Una nueva paranoia se filtra a través del mundo, y llega al hombre. Llega al hombre y lo angustia. Lo angustia tanto, que éste corre a refugiarse en sus bunkers mentales.
Ahora es la Gran Bretaña la que grita que el terrorismo está a la vuelta de la esquina, y entra en pánico; toma la lupa y comienza a ver terroristas por doquier.
Las grandes naciones se agazapan como gatos en la noche, esperando que haga su aparición el enemigo, sin darse cuenta que ya lo llevan con él como su sombra: El enemigo que corroe su tranquilidad de buenos cristianos se llama miedo.
Si echamos un vistazo a nuestro mundo, encontraremos que la angustia se viene adueñando de individuos, pueblos y naciones. Surgen fantasmas contra los cuales las potencias que tienen algo que temer, se arman hasta los dientes; ahora cunden las fobias.
De igual modo se encuentra el alma del hombre, aprisionada por sus propias angustias existenciales. Se busca en el espejo, pero al pararse frente a él descubre que su superficie se halla desgastada, y no logra mirar su rostro. De momento duda si en realidad tiene un rostro, si alguna vez lo ha tenido; si lo ha prestado, o extraviado.
Por un instante cree no tenerlo y comienza a buscar uno nuevo, que le proporcione una identidad frente a este mundo tan confuso. Vuelve entonces los ojos a los íconos, aquellos personajes que por alguna razón se han vuelto un punto de referencia para las multitudes. Unos buscan al líder espiritual; otros lo crean; unos admiran el poder, y se rinden ante un dios poderoso para hallarse a ellos mismos.
De este modo surgen el terrorismo y el fanatismo. El hombre que se siente huérfano de identidad, se adhiere con firmeza a esta figura en la cual pueden descansar sus incertidumbres.
Nacen los terroristas suicidas; los que están dispuestos a cualquier cosa por la causa de su guía. Surgen brotes de resistencia civil irracional, que en su afán de no romperse violentan los derechos de terceros.
Salen a las calles maestros para exigir la destitución de un gobernador, andan con pancartas y consignas como marionetas, al capricho de políticos que los usan para su provecho. Dentro de todas estas manifestaciones con visos violentos, se dibuja un perfil antisocial, un gusto insano por destruir, perfectamente maquillado como causa social.
Nosotros, los hombres y mujeres ordinarios, nos sentimos demasiado pequeños frente a estas manifestaciones que en ratos parecen imponerse. Albergamos nuestros propios pequeños temores, que no por pequeños y propios dejan de ser universales.
Volteamos en derredor, y no encontramos respuesta. Hay imágenes groseras; ruidos estridentes; escuchamos verdades a medias; hablan los profetas de la fatalidad.

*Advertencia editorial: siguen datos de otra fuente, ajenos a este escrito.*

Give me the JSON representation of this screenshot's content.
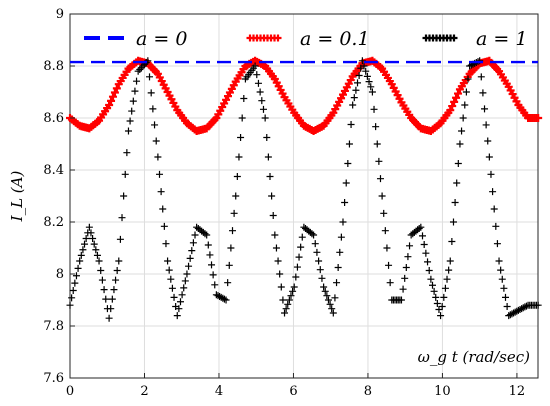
{
  "chart_data": {
    "type": "line",
    "title": "",
    "xlabel": "ω_g t  (rad/sec)",
    "ylabel": "I_L (A)",
    "xlim": [
      0,
      12.566
    ],
    "ylim": [
      7.6,
      9.0
    ],
    "xticks": [
      "0",
      "2",
      "4",
      "6",
      "8",
      "10",
      "12"
    ],
    "yticks": [
      "7.6",
      "7.8",
      "8",
      "8.2",
      "8.4",
      "8.6",
      "8.8",
      "9"
    ],
    "grid": true,
    "legend_placement": "top",
    "series": [
      {
        "name": "a = 0",
        "color": "#0000ff",
        "style": "dashed",
        "x": [
          0,
          12.566
        ],
        "values": [
          8.815,
          8.815
        ]
      },
      {
        "name": "a = 0.1",
        "color": "#ff0000",
        "style": "plus-markers",
        "x": [
          0.0,
          0.26,
          0.52,
          0.78,
          1.05,
          1.31,
          1.57,
          1.83,
          2.09,
          2.36,
          2.62,
          2.88,
          3.14,
          3.4,
          3.67,
          3.93,
          4.19,
          4.45,
          4.71,
          4.97,
          5.24,
          5.5,
          5.76,
          6.02,
          6.28,
          6.54,
          6.81,
          7.07,
          7.33,
          7.59,
          7.85,
          8.12,
          8.38,
          8.64,
          8.9,
          9.16,
          9.42,
          9.69,
          9.95,
          10.21,
          10.47,
          10.73,
          11.0,
          11.26,
          11.52,
          11.78,
          12.04,
          12.3,
          12.57
        ],
        "values": [
          8.6,
          8.57,
          8.56,
          8.59,
          8.65,
          8.73,
          8.79,
          8.82,
          8.81,
          8.77,
          8.7,
          8.63,
          8.58,
          8.55,
          8.56,
          8.6,
          8.67,
          8.74,
          8.8,
          8.82,
          8.8,
          8.75,
          8.68,
          8.62,
          8.57,
          8.55,
          8.57,
          8.62,
          8.69,
          8.76,
          8.81,
          8.82,
          8.79,
          8.73,
          8.66,
          8.6,
          8.56,
          8.55,
          8.58,
          8.63,
          8.71,
          8.77,
          8.81,
          8.82,
          8.78,
          8.72,
          8.65,
          8.6,
          8.6
        ]
      },
      {
        "name": "a = 1",
        "color": "#000000",
        "style": "plus-markers",
        "x": [
          0.0,
          0.26,
          0.52,
          0.78,
          1.05,
          1.31,
          1.57,
          1.83,
          2.09,
          2.36,
          2.62,
          2.88,
          3.14,
          3.4,
          3.67,
          3.93,
          4.19,
          4.45,
          4.71,
          4.97,
          5.24,
          5.5,
          5.76,
          6.02,
          6.28,
          6.54,
          6.81,
          7.07,
          7.33,
          7.59,
          7.85,
          8.12,
          8.38,
          8.64,
          8.9,
          9.16,
          9.42,
          9.69,
          9.95,
          10.21,
          10.47,
          10.73,
          11.0,
          11.26,
          11.52,
          11.78,
          12.04,
          12.3,
          12.57
        ],
        "values": [
          7.88,
          8.05,
          8.18,
          8.05,
          7.83,
          8.05,
          8.55,
          8.78,
          8.82,
          8.45,
          8.05,
          7.84,
          8.0,
          8.18,
          8.15,
          7.92,
          7.9,
          8.3,
          8.75,
          8.8,
          8.6,
          8.15,
          7.85,
          7.95,
          8.18,
          8.15,
          7.95,
          7.85,
          8.2,
          8.65,
          8.82,
          8.7,
          8.3,
          7.9,
          7.9,
          8.15,
          8.18,
          7.98,
          7.84,
          8.05,
          8.5,
          8.8,
          8.82,
          8.45,
          8.05,
          7.84,
          7.86,
          7.88,
          7.88
        ]
      }
    ]
  }
}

Volvemos a buscar el rostro propio entre aquellos reflejos, ecos y estridencias, pero no lo encontramos. Nos quedamos en la soledad más absoluta, en la soledad de mi conmigo cuando uno de los dos es mudo, y no pueden dialogar. Volteamos nuevamente en busca de un anestésico hilarante que nos llene la cabeza de cosas tontas, para no pensar. Se antoja ahogar el alma en alcohol, o en los paraísos de la piedra blanca, y así no vernos al espejo, temiendo quizás no encontrarnos.
Vivimos en un mundo de soledades apiñadas; carecemos de un espacio íntimo de reflexión; difícilmente estoy sola con mis propios pensamientos. Temo lo que pueda encontrar en el eco de mi propia voz. Prefiero la anestesia del no ser, del no buscar...
En aquel estado de cosas llega el arte como una niña que salta la cuerda con desenfado. Toca mi hombro su figura fresca para invitarme a creer en el hombre, a buscar nuevos espejos y desechar los desgastados. Veo entrar al teatro que me obsequia un rostro y una voz, y me dice que no es malo temer, porque todos tememos. Que no es malo llorar, porque en cada nacimiento y en cada muerte, se llora por amor. Llegan las letras para invitarme a danzar con ellas al ritmo de la flauta.
Todas las artes van haciendo acto de presencia, desde las sofisticadas piezas del barroco alemán, hasta el regaetón; desde las porcelanas chinas hasta la talavera poblana. Desde la epifanía de un sol naciente, hasta el arrullo de una luna llena.
Ahora sabe mi alma que no está sola; tengo una suave manta para cobijar mis viejos pequeños temores. Y lo más importante, en este reencuentro con la vida, descubro que la esperanza nunca muere.